An advanced water treatment membrane made of electrically conductive nanofibers developed at Masdar Institute was highlighted by Dr. Raed Hashaikeh, Professor of Mechanical and Materials Engineering at Masdar Institute, in his keynote speech during the 3rd International Conference on Desalination using Membrane Technology held last week in Spain.

An April 13, 2017 Masdar Institute press release by Erica Solomon, which originated the news item, expands on the theme,

Self-cleaning membranes offer a critically needed solution to the problem of fouling, which is the unwanted build-up of organic and inorganic deposits on a membrane’s surface that reduces the membrane’s ability to filter impurities. Water treatment and purification membranes that can easily clean themselves when fouled could make pressure-driven membrane filtration systems used to treat and desalinate water more energy-efficient.

“Keeping membranes clean, permeable and functional is a great challenge to membrane desalination technologies. When a membrane becomes fouled, its pores get blocked and its flux is severely reduced, which means that much less water can pass through the membrane at a constant pressure,” Dr. Hashaikeh explained.

Conventional methods for cleaning fouled membranes involve expensive and harsh chemical treatments, and often lead to water treatment plant shut-downs, which can cost millions of dollars in lost operational hours. In the UAE, annual spending on desalination is already estimated to cost AED12 billion, indicating a pressing need for solutions that avoid costly shut-downs and treatments.

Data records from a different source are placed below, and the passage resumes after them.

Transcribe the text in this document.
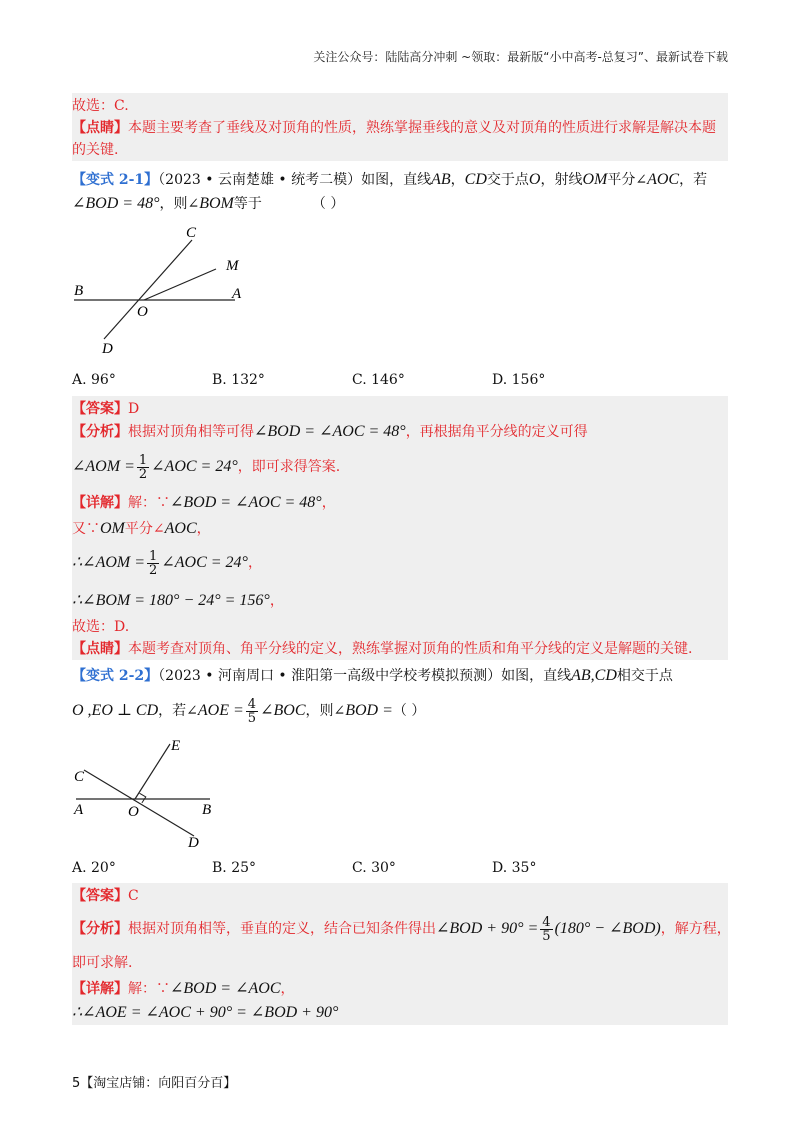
关注公众号：陆陆高分冲刺 ~领取：最新版“小中高考-总复习”、最新试卷下载
故选：C.
【点睛】本题主要考查了垂线及对顶角的性质，熟练掌握垂线的意义及对顶角的性质进行求解是解决本题
的关键.
【变式 2-1】（2023 • 云南楚雄 • 统考二模）如图，直线AB，CD交于点O，射线OM平分∠AOC，若
∠BOD = 48°，则∠BOM等于	（ ）
C
M
B	A
O
D
A. 96°	B. 132°	C. 146°	D. 156°
【答案】D
【分析】根据对顶角相等可得∠BOD = ∠AOC = 48°，再根据角平分线的定义可得
∠AOM = $\frac{1}{2}$ ∠AOC = 24°，即可求得答案.
【详解】解：∵∠BOD = ∠AOC = 48°，
又∵OM平分∠AOC，
∴∠AOM = $\frac{1}{2}$ ∠AOC = 24°，
∴∠BOM = 180° − 24° = 156°，
故选：D.
【点睛】本题考查对顶角、角平分线的定义，熟练掌握对顶角的性质和角平分线的定义是解题的关键.
【变式 2-2】（2023 • 河南周口 • 淮阳第一高级中学校考模拟预测）如图，直线AB,CD相交于点
O ,EO ⊥ CD，若∠AOE = $\frac{4}{5}$ ∠BOC，则∠BOD =（ ）
E
C
A	O	B
D
A. 20°	B. 25°	C. 30°	D. 35°
【答案】C
【分析】根据对顶角相等，垂直的定义，结合已知条件得出∠BOD + $90^\circ = \frac{4}{5} (180^\circ$ − ∠BOD)，解方程，
即可求解.
【详解】解：∵∠BOD = ∠AOC，
∴∠AOE = ∠AOC + 90° = ∠BOD + 90°
5【淘宝店铺：向阳百分百】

In addition to posing a heavy financial burden, fouled membranes are also a sustainability issue, as once a membrane becomes fouled, the higher pressure needed to push water through clogged pores significantly increases the plant’s energy consumption. The harsh chemicals used to clean a fouled membrane are also bad for the environment and require neutralizing. Thus, finding a way to easily and quickly clean fouled membranes not only makes financial sense, but environmental sense.

In a country like the UAE, where natural gas-powered thermal desalination produces over 80% of the country’s domestic water, innovative technologies like self-cleaning membranes to support a shift toward lower-energy and lower-cost membrane-based desalination are essential for achieving economic and environmental balance while meeting the UAE’s water demands.

And now, Dr. Hashaikeh’s research group may have brought the UAE closer towards realizing a more sustainable and economic approach to membrane desalination through their research on the application of advanced nanofibers for enhanced, self-cleaning membranes.

The group has leveraged the electrically conductive nature of a special kind of nanofiber, called carbon nanotubes (CNT). CNTs are tiny cylindrical tubes made of tightly bonded carbon atoms, measuring just one atom thick. But the CNTs Dr. Hashaikeh’s team used, which were provided by global security, aerospace, and information technology company Lockheed Martin, are not ordinary CNTs.

“The carbon nanostructures supplied by Lockheed Martin are special; they are networked. This means that they are composed of many interconnecting channels that branch off in all directions. This interconnectivity is what enables the entire membrane to become completely cleaned when electricity is applied to it,” Dr. Hashaikeh said.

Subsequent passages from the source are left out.